Virginia offshore wind project hits whale trouble

By Niina H. Farah | 05/02/2024 06:12 AM EDT

The court ordered the Biden administration to provide proof of whale protections days before Dominion Energy plans to start building the project.

Wind turbines.

Wind turbines off the coast of Virginia Beach, Virginia. Steve Helber/AP

A federal judge has ordered the Biden administration to clarify its plans for protecting endangered whales during construction of one of the nation’s largest offshore wind farms.
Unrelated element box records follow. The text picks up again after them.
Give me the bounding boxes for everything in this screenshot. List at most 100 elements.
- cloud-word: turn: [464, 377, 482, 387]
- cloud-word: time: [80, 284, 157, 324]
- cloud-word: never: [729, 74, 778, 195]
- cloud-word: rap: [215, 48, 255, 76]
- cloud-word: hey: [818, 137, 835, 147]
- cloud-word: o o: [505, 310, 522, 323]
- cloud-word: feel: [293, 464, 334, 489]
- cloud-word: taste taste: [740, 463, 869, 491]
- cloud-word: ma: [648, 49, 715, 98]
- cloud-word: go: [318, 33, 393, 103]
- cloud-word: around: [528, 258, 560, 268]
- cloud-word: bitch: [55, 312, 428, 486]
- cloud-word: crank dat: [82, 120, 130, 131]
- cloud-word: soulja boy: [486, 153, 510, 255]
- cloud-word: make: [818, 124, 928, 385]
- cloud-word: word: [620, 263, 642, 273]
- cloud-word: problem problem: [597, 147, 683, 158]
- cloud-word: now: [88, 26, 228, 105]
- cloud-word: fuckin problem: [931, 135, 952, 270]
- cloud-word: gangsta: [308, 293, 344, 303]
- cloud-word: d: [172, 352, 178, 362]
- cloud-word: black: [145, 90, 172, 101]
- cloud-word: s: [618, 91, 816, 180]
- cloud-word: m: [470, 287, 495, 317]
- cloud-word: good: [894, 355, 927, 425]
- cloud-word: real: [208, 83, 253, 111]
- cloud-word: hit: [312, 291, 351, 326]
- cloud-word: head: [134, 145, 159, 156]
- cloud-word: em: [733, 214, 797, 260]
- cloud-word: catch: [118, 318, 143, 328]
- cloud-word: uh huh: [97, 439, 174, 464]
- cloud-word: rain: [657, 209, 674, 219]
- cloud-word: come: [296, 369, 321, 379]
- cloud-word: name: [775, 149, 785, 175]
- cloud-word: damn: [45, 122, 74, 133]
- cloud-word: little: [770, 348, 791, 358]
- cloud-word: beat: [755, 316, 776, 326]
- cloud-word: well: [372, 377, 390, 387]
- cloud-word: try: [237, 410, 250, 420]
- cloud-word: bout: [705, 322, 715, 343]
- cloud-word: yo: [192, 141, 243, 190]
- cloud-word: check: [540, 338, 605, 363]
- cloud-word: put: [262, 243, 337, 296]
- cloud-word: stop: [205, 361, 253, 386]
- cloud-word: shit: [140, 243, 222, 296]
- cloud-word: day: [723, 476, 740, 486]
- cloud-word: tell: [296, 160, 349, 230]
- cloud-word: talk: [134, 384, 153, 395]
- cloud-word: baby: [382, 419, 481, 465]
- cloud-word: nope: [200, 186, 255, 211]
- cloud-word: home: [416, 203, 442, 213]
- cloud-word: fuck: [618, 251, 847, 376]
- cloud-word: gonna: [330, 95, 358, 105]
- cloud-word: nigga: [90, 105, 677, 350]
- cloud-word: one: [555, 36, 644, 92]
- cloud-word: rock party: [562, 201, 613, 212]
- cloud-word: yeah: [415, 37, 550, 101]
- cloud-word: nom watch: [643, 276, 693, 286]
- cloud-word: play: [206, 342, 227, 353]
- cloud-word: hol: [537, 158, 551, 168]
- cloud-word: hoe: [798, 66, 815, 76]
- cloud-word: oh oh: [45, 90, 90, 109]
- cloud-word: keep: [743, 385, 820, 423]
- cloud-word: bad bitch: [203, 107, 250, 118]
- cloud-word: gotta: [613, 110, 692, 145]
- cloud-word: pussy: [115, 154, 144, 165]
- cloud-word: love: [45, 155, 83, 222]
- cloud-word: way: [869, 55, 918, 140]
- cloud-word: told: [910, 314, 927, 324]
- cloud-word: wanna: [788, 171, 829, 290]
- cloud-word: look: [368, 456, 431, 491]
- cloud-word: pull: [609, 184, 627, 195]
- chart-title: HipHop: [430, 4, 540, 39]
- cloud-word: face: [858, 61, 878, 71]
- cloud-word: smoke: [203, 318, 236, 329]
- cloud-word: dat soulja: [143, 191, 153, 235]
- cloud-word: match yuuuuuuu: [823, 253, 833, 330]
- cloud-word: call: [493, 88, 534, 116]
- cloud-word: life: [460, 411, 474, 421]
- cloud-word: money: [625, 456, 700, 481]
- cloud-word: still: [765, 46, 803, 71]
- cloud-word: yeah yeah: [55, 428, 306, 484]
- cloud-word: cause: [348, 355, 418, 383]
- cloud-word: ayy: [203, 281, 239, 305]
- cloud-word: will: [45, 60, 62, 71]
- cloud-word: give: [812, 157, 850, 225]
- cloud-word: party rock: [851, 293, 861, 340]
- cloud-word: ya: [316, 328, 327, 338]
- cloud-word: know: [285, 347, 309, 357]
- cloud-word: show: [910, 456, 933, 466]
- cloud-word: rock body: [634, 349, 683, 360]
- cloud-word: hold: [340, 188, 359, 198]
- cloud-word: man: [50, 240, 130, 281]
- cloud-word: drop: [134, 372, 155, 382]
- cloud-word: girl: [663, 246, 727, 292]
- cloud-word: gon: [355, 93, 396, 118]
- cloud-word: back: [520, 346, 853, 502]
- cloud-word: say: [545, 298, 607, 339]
The Bureau of Ocean Energy Management has until Friday to file a report on whether NOAA Fisheries approved mitigation plans to protect the North Atlantic right whale. The order from Judge Loren AliKhan of the U.S. District Court for the District of Columbia comes as Dominion Energy prepares to lay the foundation for wind turbines off Virginia’s coast.

A coalition led by the free-market group Committee for a Constructive Tomorrow is calling for a preliminary injunction to halt work on Dominion’s Coastal Virginia Offshore Wind project. AliKhan issued her order on the heels of a status conference on the case; she is expected to rule on whether to pause construction after the coalition files a brief due by May 9.
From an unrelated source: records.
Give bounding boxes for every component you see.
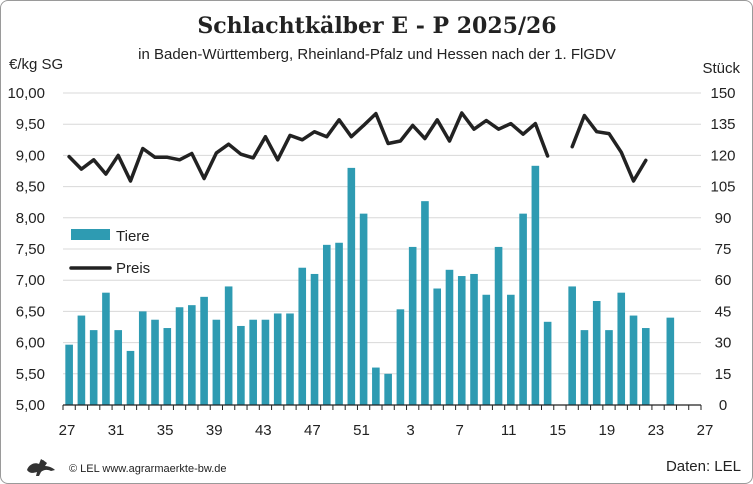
chart-title: Schlachtkälber E - P 2025/26	[197, 13, 556, 39]
lion-logo-icon	[27, 459, 55, 476]
left-tick-label: 9,50	[16, 116, 45, 133]
bar-tiere	[482, 294, 491, 405]
bar-tiere	[298, 267, 307, 405]
bar-tiere	[457, 276, 466, 405]
line-preis	[570, 113, 648, 183]
bar-tiere	[445, 269, 454, 405]
bar-tiere	[77, 315, 86, 405]
bar-tiere	[65, 344, 73, 405]
bar-tiere	[151, 319, 159, 405]
bar-tiere	[592, 301, 601, 405]
right-tick-label: 90	[715, 210, 732, 227]
left-tick-label: 5,00	[16, 397, 45, 414]
bar-tiere	[359, 213, 368, 405]
left-axis-label: €/kg SG	[9, 56, 63, 73]
bar-tiere	[163, 328, 172, 405]
bar-tiere	[261, 319, 270, 405]
left-tick-label: 7,00	[16, 272, 45, 289]
x-tick-label: 35	[157, 422, 174, 439]
bar-tiere	[89, 330, 98, 405]
bar-tiere	[114, 330, 123, 405]
x-tick-label: 39	[206, 422, 223, 439]
bar-tiere	[629, 315, 638, 405]
x-tick-label: 7	[455, 422, 463, 439]
legend: Tiere Preis	[69, 228, 150, 277]
bar-tiere	[408, 246, 417, 405]
left-tick-label: 6,00	[16, 335, 45, 352]
bar-tiere	[237, 325, 245, 405]
bar-tiere	[519, 213, 527, 405]
x-tick-label: 27	[59, 422, 76, 439]
data-source: Daten: LEL	[666, 458, 741, 475]
copyright-text: © LEL www.agrarmaerkte-bw.de	[69, 463, 227, 475]
bar-tiere	[470, 273, 478, 405]
x-tick-label: 23	[648, 422, 665, 439]
line-preis	[67, 111, 550, 183]
left-tick-label: 7,50	[16, 241, 45, 258]
x-tick-label: 43	[255, 422, 272, 439]
chart-subtitle: in Baden-Württemberg, Rheinland-Pfalz un…	[138, 46, 616, 63]
left-tick-label: 8,00	[16, 210, 45, 227]
left-tick-label: 5,50	[16, 366, 45, 383]
bar-tiere	[531, 165, 540, 405]
bar-tiere	[322, 244, 331, 405]
x-tick-label: 11	[501, 422, 517, 439]
right-tick-label: 135	[710, 116, 735, 133]
right-tick-label: 30	[715, 335, 732, 352]
bar-tiere	[138, 311, 147, 405]
bar-tiere	[641, 328, 650, 405]
bar-tiere	[102, 292, 110, 405]
bar-tiere	[421, 201, 429, 405]
left-tick-label: 6,50	[16, 303, 45, 320]
left-tick-label: 8,50	[16, 179, 45, 196]
bar-tiere	[188, 305, 196, 405]
legend-label-preis: Preis	[116, 260, 150, 277]
x-tick-label: 27	[697, 422, 714, 439]
bar-tiere	[286, 313, 294, 405]
right-tick-label: 105	[710, 179, 735, 196]
bar-tiere	[249, 319, 257, 405]
legend-swatch-tiere	[71, 229, 110, 240]
bar-tiere	[666, 317, 675, 405]
x-tick-label: 31	[108, 422, 125, 439]
bar-tiere	[310, 273, 319, 405]
x-tick-label: 47	[304, 422, 321, 439]
legend-label-tiere: Tiere	[116, 228, 150, 245]
right-tick-label: 120	[710, 147, 735, 164]
x-tick-label: 19	[599, 422, 616, 439]
bar-tiere	[175, 307, 184, 405]
right-tick-label: 75	[715, 241, 732, 258]
bar-tiere	[396, 309, 405, 405]
bar-tiere	[224, 286, 233, 405]
bar-tiere	[494, 246, 503, 405]
right-tick-label: 60	[715, 272, 732, 289]
bar-tiere	[568, 286, 576, 405]
bar-tiere	[384, 373, 392, 405]
bar-tiere	[433, 288, 442, 405]
right-tick-label: 150	[710, 85, 735, 102]
right-tick-label: 15	[715, 366, 732, 383]
x-tick-label: 15	[549, 422, 566, 439]
left-tick-label: 10,00	[7, 85, 45, 102]
bar-tiere	[580, 330, 589, 405]
bar-tiere	[605, 330, 613, 405]
bar-tiere	[126, 350, 135, 405]
bar-tiere	[273, 313, 282, 405]
x-tick-label: 3	[406, 422, 414, 439]
bar-tiere	[347, 167, 356, 405]
right-tick-label: 45	[715, 303, 732, 320]
right-axis-label: Stück	[702, 60, 740, 77]
left-tick-label: 9,00	[16, 147, 45, 164]
bar-tiere	[617, 292, 626, 405]
bar-tiere	[372, 367, 380, 405]
bar-tiere	[543, 321, 552, 405]
bar-tiere	[212, 319, 221, 405]
bar-tiere	[200, 296, 208, 405]
bar-tiere	[335, 242, 343, 405]
bar-tiere	[507, 294, 515, 405]
right-tick-label: 0	[719, 397, 727, 414]
x-tick-label: 51	[353, 422, 370, 439]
Jeremy Slayton, a spokesperson for Dominion, said in an email that the issues raised by the coalition “have no merit.”

“The Bureau of Ocean Energy Management has done an extraordinarily thorough environmental review of the project and carefully considered potential impacts to marine wildlife and the environment,” he said in an email.

The case is the latest in an anti-wind push that spans various groups — from fishermen to coastal communities — and is backed by national far-right and libertarian groups. The Heartland Institute, an advocacy group that receives funding from fossil fuel companies, and the conservative nonprofit National Legal and Policy Center are part of the coalition that brought the case against the Dominion wind project.

In its request for a preliminary injunction, the coalition claims that BOEM’s biological opinion for the project was “defective” as well as “internally inconsistent.”

“Because of these serious deficiencies, the Biological Opinion underreports the specific and cumulative impacts of the Project on the North Atlantic Right Whales,” the groups wrote in their request filed Monday.

Under the terms of the biological opinion, Dominion must follow NOAA-approved mitigation plans to protect the North Atlantic right while during pile driving and other construction.

Dominion was initially set to begin pile driving to lay the foundation for wind turbines Wednesday. The company says it now plans to begin May 6.

Paul Kamenar, a private attorney representing the coalition, asserted that AliKhan’s order effectively pushed back work on the project while BOEM prepares the report in response.

“Even if they get approval in the next couple of days,” he said, “it doesn’t make sense to do that” when the judge could order Dominion to halt work soon after.

But on Wednesday, Dominion sent out a press release that said any reports that the project would be delayed “blatantly and grossly misrepresent the facts.”

“Our construction schedule has not been altered and stays on schedule,” Slayton said in an email.

Slayton said the company’s protective measures include avoiding pile driving during the whale’s migration season and having observers on board the vessels conducting pile installation to detect and avoid marine life. Vessels are also subject to speed restrictions to avoid collisions, he said.

“The overwhelming consensus of federal agencies and scientific organizations is that offshore wind does not adversely impact marine life,” he said.

This story also appears in Climatewire.